Generate server certificate on Yealink T-22P IP phone to work with VPN

Domain: www.fqdn.com [anonymized]
Web server: Apache/2.4.6 (CentOS) OpenSSL/1.0.2k-fips PHP/5.6.40
OS my web server runs on: CentOS 7

$ uname -ro
3.10.0-1127.19.1.el7.x86_64 GNU/Linux
$
FreePBX 15.0.17.24 all modules up to date / pfSense 2.5.0 firewall
Hosting provider: N/A
Login to root shell via ssh

I’ve been trying without success to set up VPN with a Yealink T-22P on FreePBX as I explain in the following post:

The T-22P is an old phone long discontinued but I thought I would try Yealink support. They recommended the following:

In the vpn.cnf file, I found that you would like to use SHA256, but T22P is too old to support that. I think “cipher AES-128-CBC” is not supported either.

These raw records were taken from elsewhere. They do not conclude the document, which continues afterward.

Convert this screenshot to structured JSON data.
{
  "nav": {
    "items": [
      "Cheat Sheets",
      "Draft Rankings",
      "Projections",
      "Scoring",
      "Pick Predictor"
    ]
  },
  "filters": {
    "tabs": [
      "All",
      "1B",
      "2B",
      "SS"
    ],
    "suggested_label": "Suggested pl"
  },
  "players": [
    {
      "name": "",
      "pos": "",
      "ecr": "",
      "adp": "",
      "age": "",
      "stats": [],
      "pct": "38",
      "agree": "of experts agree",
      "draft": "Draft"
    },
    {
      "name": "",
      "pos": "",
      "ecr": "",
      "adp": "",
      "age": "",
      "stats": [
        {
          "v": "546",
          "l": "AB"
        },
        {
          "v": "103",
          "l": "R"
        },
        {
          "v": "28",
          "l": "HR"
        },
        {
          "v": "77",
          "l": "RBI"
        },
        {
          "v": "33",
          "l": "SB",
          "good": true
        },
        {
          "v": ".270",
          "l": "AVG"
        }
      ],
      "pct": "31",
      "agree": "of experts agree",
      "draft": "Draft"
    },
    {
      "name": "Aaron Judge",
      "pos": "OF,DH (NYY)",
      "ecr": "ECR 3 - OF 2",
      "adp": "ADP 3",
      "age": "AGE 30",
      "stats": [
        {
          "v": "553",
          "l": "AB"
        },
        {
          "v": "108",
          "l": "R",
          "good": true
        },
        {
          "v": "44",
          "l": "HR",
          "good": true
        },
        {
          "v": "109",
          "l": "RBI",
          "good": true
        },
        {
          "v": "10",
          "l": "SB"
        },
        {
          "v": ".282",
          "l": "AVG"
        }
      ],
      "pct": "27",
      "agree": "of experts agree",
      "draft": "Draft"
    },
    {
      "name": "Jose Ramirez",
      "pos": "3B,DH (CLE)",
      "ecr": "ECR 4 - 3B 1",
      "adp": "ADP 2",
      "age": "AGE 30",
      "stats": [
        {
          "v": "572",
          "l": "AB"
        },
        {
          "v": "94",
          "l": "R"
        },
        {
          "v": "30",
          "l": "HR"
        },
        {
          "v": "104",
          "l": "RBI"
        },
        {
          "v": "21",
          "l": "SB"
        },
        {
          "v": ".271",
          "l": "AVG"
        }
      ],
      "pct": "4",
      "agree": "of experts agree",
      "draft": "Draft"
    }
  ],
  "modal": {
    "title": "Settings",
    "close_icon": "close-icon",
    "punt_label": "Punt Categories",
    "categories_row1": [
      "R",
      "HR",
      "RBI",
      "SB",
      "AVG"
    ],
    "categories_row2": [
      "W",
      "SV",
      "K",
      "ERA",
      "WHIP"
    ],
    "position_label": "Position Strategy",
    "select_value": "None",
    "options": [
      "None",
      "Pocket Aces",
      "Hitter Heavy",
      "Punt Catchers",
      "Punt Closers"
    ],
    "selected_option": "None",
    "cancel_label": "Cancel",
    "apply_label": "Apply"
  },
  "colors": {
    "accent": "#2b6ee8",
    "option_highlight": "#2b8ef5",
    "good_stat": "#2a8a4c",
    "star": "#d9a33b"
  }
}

Please try lower encryption methods, such as MD5 or SHA1. You will need to change the settings on the server side, and rebuild the CAs

I’m looking for guidance on how to “change the settings on the server side and rebuild the CA’s”. Can someone assist to get me started? Thanks.

Hi @HawkMcDuck,

I don't understand exactly what Yealink means by "rebuild the CAs" either. However, Let's Encrypt (and all publicly-trusted CAs for the web) is no longer allowed to issue certificates using MD5 or SHA-1. This is a strictly-enforced industry-wide policy. So, if the device really requires certificates with SHA-1, you would probably need to create your own private/internal certificate authority (which can then issue certificates using obsolete cryptographic algorithms), and then figure out how to get this device to trust your CA, probably by importing your own root certificate.

3 Likes

@schoen Thanks for your reply. I guess your analysis pretty much closes the issue!

1 Like

This topic was automatically closed 30 days after the last reply. New replies are no longer allowed.